BIERE ET SAKE, HISTOIRE D’UNE AMITIE
La Belgique aussi s’y connaît en fermentation, produisant sa bière selon quatre méthodes distinctes : à basse température pour la pils, à haute température pour les ales, par méthode mixte pour la bière rouge et la « vieille brune » de Flandre, et par fermentation spontanée pour la plus ancienne d’entre elles, le lambic. Cette méthode ancestrale a permis à la bière belge d’intégrer en 2016 la liste du patrimoine culturel immatériel de l’UNESCO, où elle se réjouit aujourd’hui d’accueillir son homologue japonais. « Pour nous aussi, le savoir-faire de la fermentation est une chose essentielle », explique un spécialiste de la boisson nationale belge, Krishan Maudgal, soulignant la manière dont elle s’inscrit, elle aussi, dans la culture. On voit des buveurs de bière sur les peintures flamandes du XVIIe siècle ! Et beaucoup de musées sont aussi dédiés à ses traditions. En matière de fermentation, nos deux pays ont beaucoup à s’apprendre ! », conclut-il avec un sourire. MONJI Kenjirô confirme : Un producteur de saké du Tôhoku (nord du Japon), de la brasserie Suzuki Shuzo (Hideyoshi), est même venu en Belgique pour s’inspirer des méthodes traditionnelles de production de la bière et recruter des spécialistes du brassage.

LE SAKE A L’EXPO 2025
On connaît Bruxelles pour son symbole architectural, l’Atomium, construit au nord de la capitale belge pour l’Exposition universelle de 1958. Le Japon a également accueilli plusieurs Expos, notamment à Osaka en 1970, puis à Aichi en 2005. Cette année marque le retour de cet événement mondial à l’occasion d’Exposition universelle 2025 – Osaka Kansai. La troisième ville du Japon s’apprête à accueillir, du 13 avril au 13 octobre, des pavillons du monde entier, mais aussi une foule d’artisans mettant à l’honneur les savoir-faire traditionnels du Japon. Vous l’aurez compris : l’Expo 2025 sera le moment idéal pour découvrir et goûter les sakés japonais, produits avec des techniques désormais inscrites au patrimoine culturel immatériel de l’UNESCO. Des stands proposeront notamment de goûter les crus de la région de Hyôgo, l’une des plus prestigieuses zones de production de l’alcool de riz japonais. Il est d’ores et déjà possible de s’inscrire à des ateliers de visite-dégustation des brasseries de la région de Nadagogô, à côté de Kôbe (qui en compte une trentaine) ; à une découverte de la brasserie historique d’Echi, dans la préfecture voisine de Shiga ; à une dégustation des sakés de l’ancienne capitale, Nara ; et à bien d’autres activités gastronomiques et culturelles.

RÉCEPTION





5 questions sur le saké
1/ Que signifient les deux chiffres que l’on trouve sur les bouteilles de saké ?

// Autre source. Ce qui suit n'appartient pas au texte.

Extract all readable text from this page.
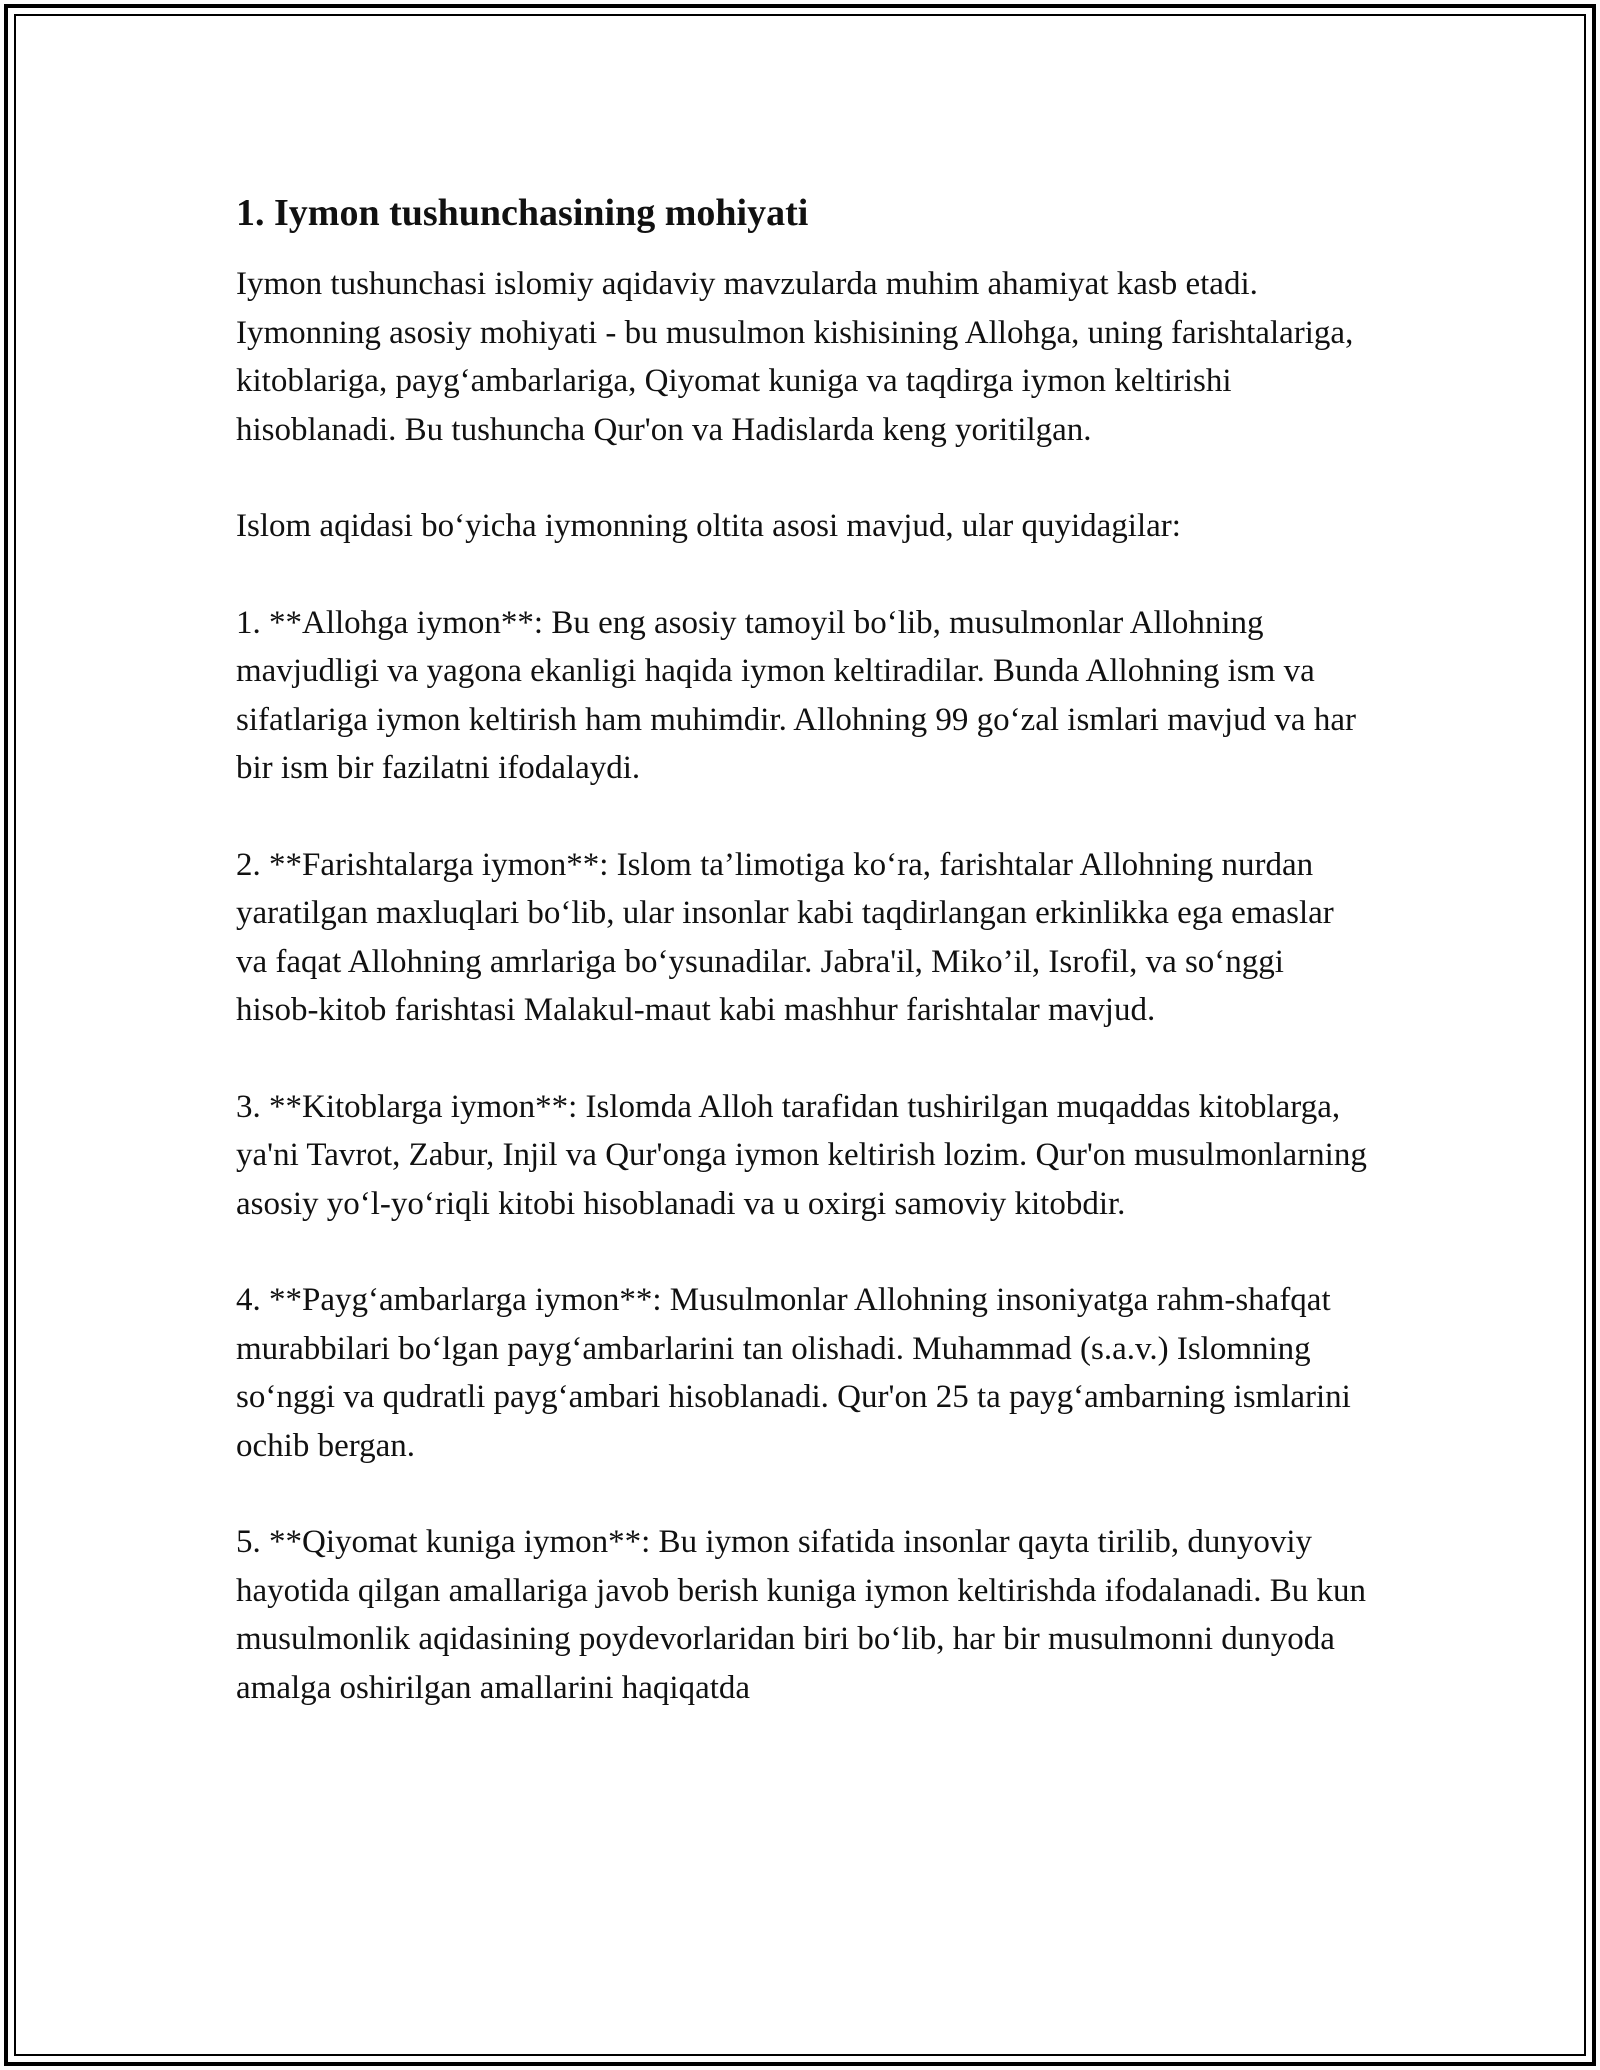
1. Iymon tushunchasining mohiyati

Iymon tushunchasi islomiy aqidaviy mavzularda muhim ahamiyat kasb etadi. Iymonning asosiy mohiyati - bu musulmon kishisining Allohga, uning farishtalariga, kitoblariga, payg‘ambarlariga, Qiyomat kuniga va taqdirga iymon keltirishi hisoblanadi. Bu tushuncha Qur'on va Hadislarda keng yoritilgan.

Islom aqidasi bo‘yicha iymonning oltita asosi mavjud, ular quyidagilar:

1. **Allohga iymon**: Bu eng asosiy tamoyil bo‘lib, musulmonlar Allohning mavjudligi va yagona ekanligi haqida iymon keltiradilar. Bunda Allohning ism va sifatlariga iymon keltirish ham muhimdir. Allohning 99 go‘zal ismlari mavjud va har bir ism bir fazilatni ifodalaydi.

2. **Farishtalarga iymon**: Islom ta’limotiga ko‘ra, farishtalar Allohning nurdan yaratilgan maxluqlari bo‘lib, ular insonlar kabi taqdirlangan erkinlikka ega emaslar va faqat Allohning amrlariga bo‘ysunadilar. Jabra'il, Miko’il, Isrofil, va so‘nggi hisob-kitob farishtasi Malakul-maut kabi mashhur farishtalar mavjud.

3. **Kitoblarga iymon**: Islomda Alloh tarafidan tushirilgan muqaddas kitoblarga, ya'ni Tavrot, Zabur, Injil va Qur'onga iymon keltirish lozim. Qur'on musulmonlarning asosiy yo‘l-yo‘riqli kitobi hisoblanadi va u oxirgi samoviy kitobdir.

4. **Payg‘ambarlarga iymon**: Musulmonlar Allohning insoniyatga rahm-shafqat murabbilari bo‘lgan payg‘ambarlarini tan olishadi. Muhammad (s.a.v.) Islomning so‘nggi va qudratli payg‘ambari hisoblanadi. Qur'on 25 ta payg‘ambarning ismlarini ochib bergan.

5. **Qiyomat kuniga iymon**: Bu iymon sifatida insonlar qayta tirilib, dunyoviy hayotida qilgan amallariga javob berish kuniga iymon keltirishda ifodalanadi. Bu kun musulmonlik aqidasining poydevorlaridan biri bo‘lib, har bir musulmonni dunyoda amalga oshirilgan amallarini haqiqatda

L’un d’eux correspond au degré de polissage des grains de riz. Plus le riz est poli, plus son goût sera délicat : 70 % ou moins de polissage pour un junmaï (ce qui signifie que 30 % ou plus du grain a été poli), 60 % ou moins pour un ginjô, 50 % ou moins pour un daïginjô. L’autre chiffre correspond à son degré d’alcool.

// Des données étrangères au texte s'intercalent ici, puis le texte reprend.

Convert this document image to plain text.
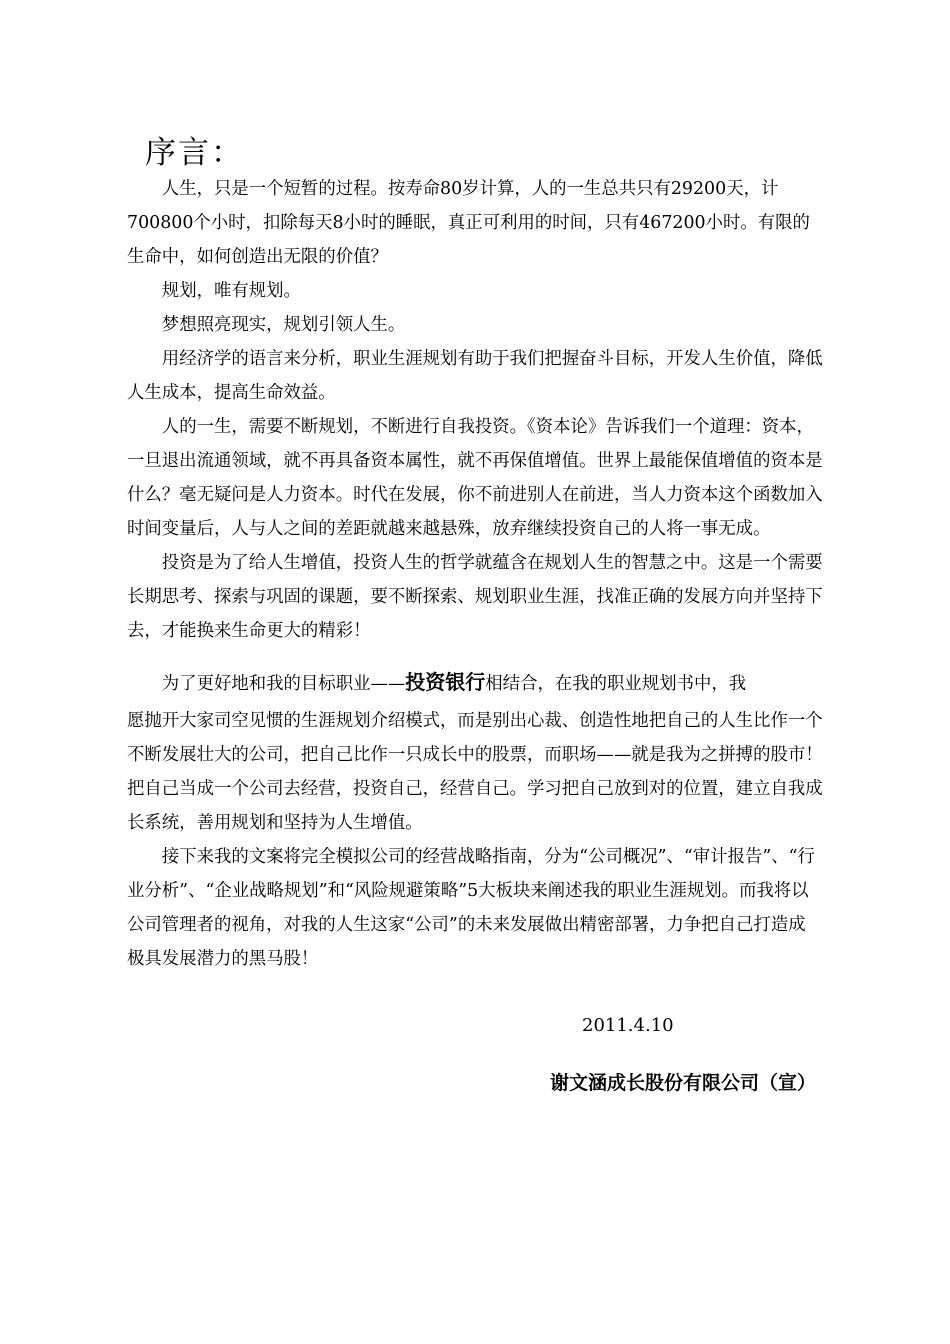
序言：

人生，只是一个短暂的过程。按寿命80岁计算，人的一生总共只有29200天，计700800个小时，扣除每天8小时的睡眠，真正可利用的时间，只有467200小时。有限的生命中，如何创造出无限的价值？

规划，唯有规划。

梦想照亮现实，规划引领人生。

用经济学的语言来分析，职业生涯规划有助于我们把握奋斗目标，开发人生价值，降低人生成本，提高生命效益。

人的一生，需要不断规划，不断进行自我投资。《资本论》告诉我们一个道理：资本，一旦退出流通领域，就不再具备资本属性，就不再保值增值。世界上最能保值增值的资本是什么？毫无疑问是人力资本。时代在发展，你不前进别人在前进，当人力资本这个函数加入时间变量后，人与人之间的差距就越来越悬殊，放弃继续投资自己的人将一事无成。

投资是为了给人生增值，投资人生的哲学就蕴含在规划人生的智慧之中。这是一个需要长期思考、探索与巩固的课题，要不断探索、规划职业生涯，找准正确的发展方向并坚持下去，才能换来生命更大的精彩！

为了更好地和我的目标职业——投资银行相结合，在我的职业规划书中，我

愿抛开大家司空见惯的生涯规划介绍模式，而是别出心裁、创造性地把自己的人生比作一个不断发展壮大的公司，把自己比作一只成长中的股票，而职场——就是我为之拼搏的股市！把自己当成一个公司去经营，投资自己，经营自己。学习把自己放到对的位置，建立自我成长系统，善用规划和坚持为人生增值。

接下来我的文案将完全模拟公司的经营战略指南，分为“公司概况”、“审计报告”、“行业分析”、“企业战略规划”和“风险规避策略”5大板块来阐述我的职业生涯规划。而我将以公司管理者的视角，对我的人生这家“公司”的未来发展做出精密部署，力争把自己打造成极具发展潜力的黑马股！

2011.4.10
谢文涵成长股份有限公司（宣）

2/ Quel est le taux d’alcool du saké ?
Le saké titre en moyenne entre 13 et 16 degrés.
3/ À quelle température doit-on le boire ?

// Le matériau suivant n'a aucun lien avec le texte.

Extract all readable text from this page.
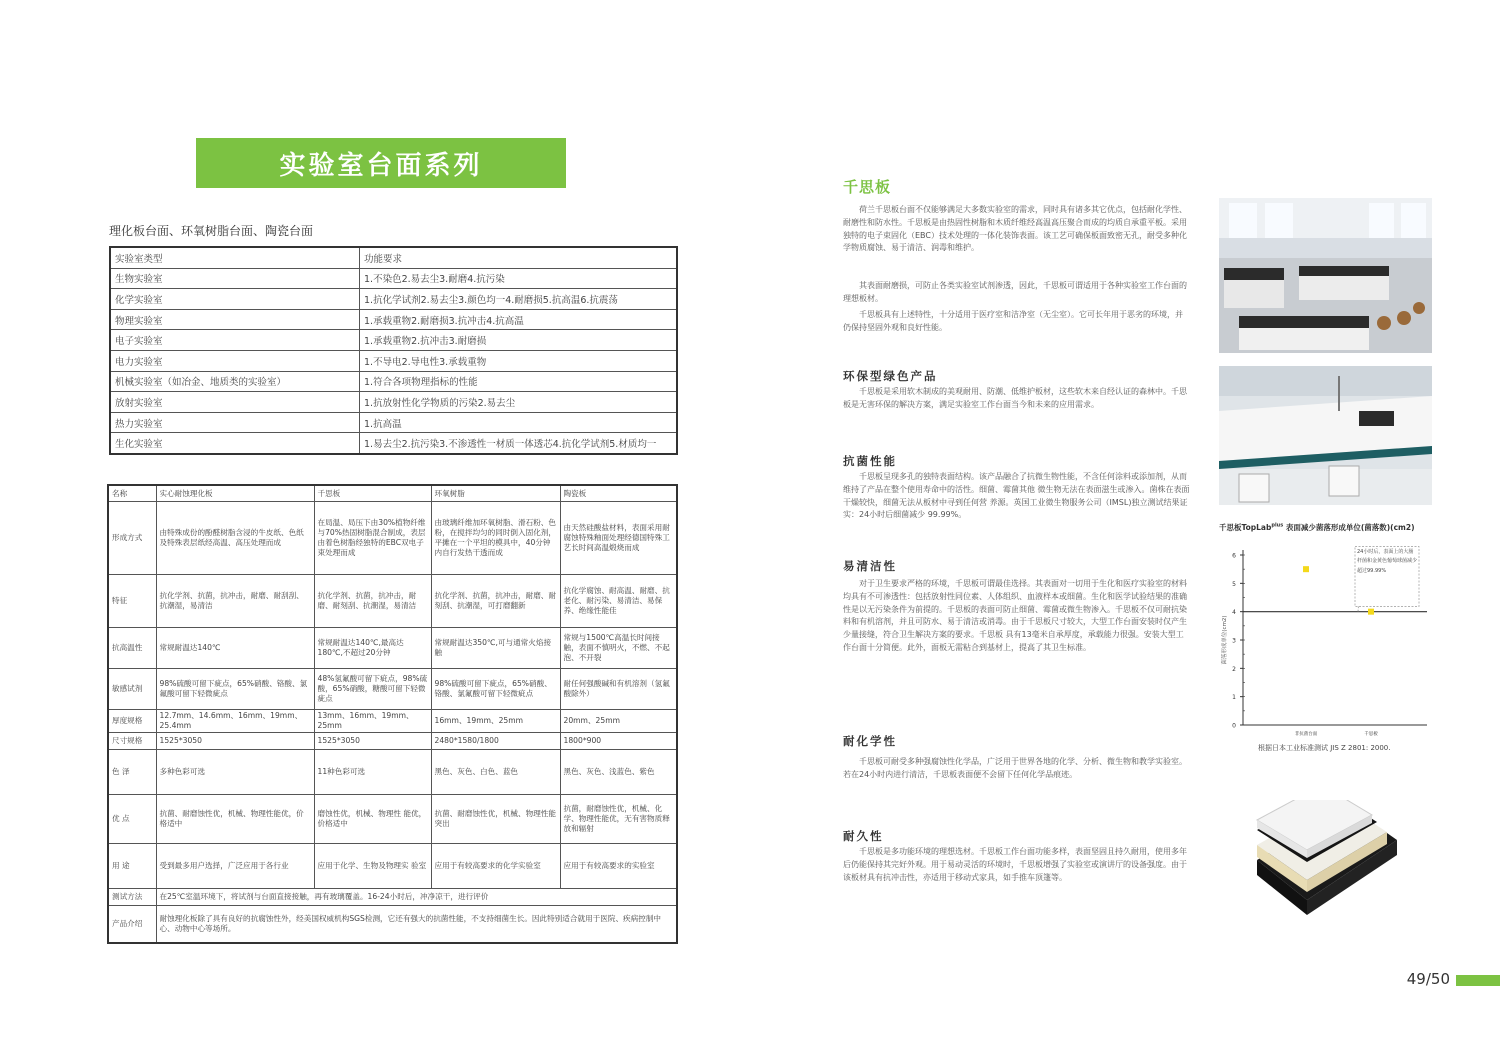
实验室台面系列
理化板台面、环氧树脂台面、陶瓷台面
实验室类型	功能要求
生物实验室	1.不染色2.易去尘3.耐磨4.抗污染
化学实验室	1.抗化学试剂2.易去尘3.颜色均一4.耐磨损5.抗高温6.抗震荡
物理实验室	1.承载重物2.耐磨损3.抗冲击4.抗高温
电子实验室	1.承载重物2.抗冲击3.耐磨损
电力实验室	1.不导电2.导电性3.承载重物
机械实验室（如冶金、地质类的实验室）	1.符合各项物理指标的性能
放射实验室	1.抗放射性化学物质的污染2.易去尘
热力实验室	1.抗高温
生化实验室	1.易去尘2.抗污染3.不渗透性一材质一体透芯4.抗化学试剂5.材质均一
名称	实心耐蚀理化板	千思板	环氧树脂	陶瓷板
形成方式	由特殊成份的酚醛树脂含浸的牛皮纸、色纸及特殊表层纸经高温、高压处理而成	在局温、局压下由30%植物纤维与70%热固树脂混合制成，表层由着色树脂经独特的EBC双电子束处理而成	由玻璃纤维加环氧树脂、滑石粉、色粉，在搅拌均匀的同时倒入固化剂，平摊在一个平坦的模具中，40分钟内自行发热干透而成	由天然硅酸盐材料，表面采用耐腐蚀特殊釉面处理经德国特殊工艺长时间高温煅烧而成
特征	抗化学剂、抗菌，抗冲击，耐磨、耐刮刮、抗潮湿，易清洁	抗化学剂、抗菌，抗冲击，耐磨、耐刻刮、抗潮湿，易清洁	抗化学剂、抗菌，抗冲击，耐磨、耐刻刮、抗潮湿，可打磨翻新	抗化学腐蚀、耐高温、耐磨、抗老化、耐污染、易清洁、易保养、绝缘性能佳
抗高温性	常规耐温达140℃	常规耐温达140℃,最高达180℃,不超过20分钟	常规耐温达350℃,可与通常火焰接触	常规与1500℃高温长时间接触，表面不慎明火，不燃、不起泡、不开裂
敏感试剂	98%硫酸可留下疵点，65%硝酸、铬酸、氯氟酸可留下轻微疵点	48%氢氟酸可留下疵点，98%硫酸，65%硝酸，糖酸可留下轻微疵点	98%硫酸可留下疵点，65%硝酸、铬酸、氯氟酸可留下轻微疵点	耐任何强酸碱和有机溶剂（氢氟酸除外）
厚度规格	12.7mm、14.6mm、16mm、19mm、25.4mm	13mm、16mm、19mm、25mm	16mm、19mm、25mm	20mm、25mm
尺寸规格	1525*3050	1525*3050	2480*1580/1800	1800*900
色 泽	多种色彩可选	11种色彩可选	黑色、灰色、白色、蓝色	黑色、灰色、浅蓝色、紫色
优 点	抗菌、耐磨蚀性优，机械、物理性能优，价格适中	磨蚀性优，机械、物理性 能优，价格适中	抗菌、耐磨蚀性优，机械、物理性能突出	抗菌，耐磨蚀性优，机械、化学、物理性能优，无有害物质释放和辐射
用 途	受到最多用户选择，广泛应用于各行业	应用于化学、生物及物理实 验室	应用于有较高要求的化学实验室	应用于有较高要求的实验室
测试方法	在25℃室温环境下，将试剂与台面直接接触，再有玻璃覆盖。16-24小时后，冲净凉干，进行评价			
产品介绍	耐蚀理化板除了具有良好的抗腐蚀性外，经美国权威机构SGS检测，它还有强大的抗菌性能，不支持细菌生长。因此特别适合就用于医院、疾病控制中心、动物中心等场所。			
千思板
荷兰千思板台面不仅能够满足大多数实验室的需求，同时具有诸多其它优点，包括耐化学性、耐磨性和防水性。千思板是由热固性树脂和木质纤维经高温高压聚合而成的均质自承重平板。采用独特的电子束固化（EBC）技术处理的一体化装饰表面。该工艺可确保板面致密无孔，耐受多种化学物质腐蚀、易于清洁、润毒和维护。
其表面耐磨损，可防止各类实验室试剂渗透，因此，千思板可谓适用于各种实验室工作台面的理想板材。
千思板具有上述特性，十分适用于医疗室和洁净室（无尘室）。它可长年用于恶劣的环境，并仍保持坚固外观和良好性能。
环保型绿色产品
千思板是采用软木制成的美观耐用、防潮、低维护板材，这些软木来自经认证的森林中。千思板是无害环保的解决方案，满足实验室工作台面当今和未来的应用需求。
抗菌性能
千思板呈现多孔的独特表面结构。该产品融合了抗微生物性能，不含任何涂料或添加剂，从而维持了产品在整个使用寿命中的活性。细菌、霉菌其他 微生物无法在表面滋生或渗入。菌株在表面干燥较快，细菌无法从板材中寻到任何营 养源。英国工业微生物服务公司（IMSL)独立测试结果证实：24小时后细菌减少 99.99%。
易清洁性
对于卫生要求严格的环境，千思板可谓最佳选择。其表面对一切用于生化和医疗实验室的材料均具有不可渗透性：包括放射性同位素、人体组织、血液样本或细菌。生化和医学试验结果的准确性是以无污染条件为前提的。千思板的表面可防止细菌、霉菌或微生物渗入。千思板不仅可耐抗染料和有机溶剂，并且可防水、易于清洁或消毒。由于千思板尺寸较大，大型工作台面安装时仅产生少量接缝，符合卫生解决方案的要求。千思板 具有13毫米自承厚度，承载能力很强。安装大型工作台面十分简便。此外，面板无需粘合到基材上，提高了其卫生标准。
耐化学性
千思板可耐受多种强腐蚀性化学品，广泛用于世界各地的化学、分析、微生物和教学实验室。若在24小时内进行清洁，千思板表面便不会留下任何化学品痕迹。
耐久性
千思板是多功能环境的理想选材。千思板工作台面功能多样，表面坚固且持久耐用，使用多年后仍能保持其完好外观。用于易动灵活的环境时，千思板增强了实验室或演讲厅的设备强度。由于该板材具有抗冲击性，亦适用于移动式家具，如手推车顶篷等。
千思板TopLab$^{plus}$ 表面减少菌落形成单位(菌落数)(cm2)
0
1
2
3
4
5
6
菌落形成单位(cm2)
非抗菌台面	千思板
24小时后，表面上的大肠杆菌和金黄色葡萄球菌减少超过99.99%
根据日本工业标准测试 JIS Z 2801: 2000.
49/50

Cela dépend de sa variété et de votre goût ! Certains sakés se dégustent à température ambiante, d’autres très frais. En automne et en hiver, les sakés chauds sont une habitude réconfortante : on peut les déguster tiède (20°, le saké shitsu-on), réchauffé (40°, nuru-kan), voire presque brûlant (50°, atsu-kan).
4/ Peut-on faire vieillir le saké ?
En général, un saké est fait pour être consommé l’année de sa production. Mais les sakés vintage ont le vent en poupe, et certains millésimes peuvent vieillir entre trois et dix ans.
5/ Quelles sont les régions les plus réputées pour le saké ?
Trois préfectures produisent les plus grands crus japonais : Hyôgo (au nord d’Osaka), Kyôto, et Niigata. C’est à Niigata, Hyôgo et Nagano qu’on trouve le plus grand nombre de brasseries.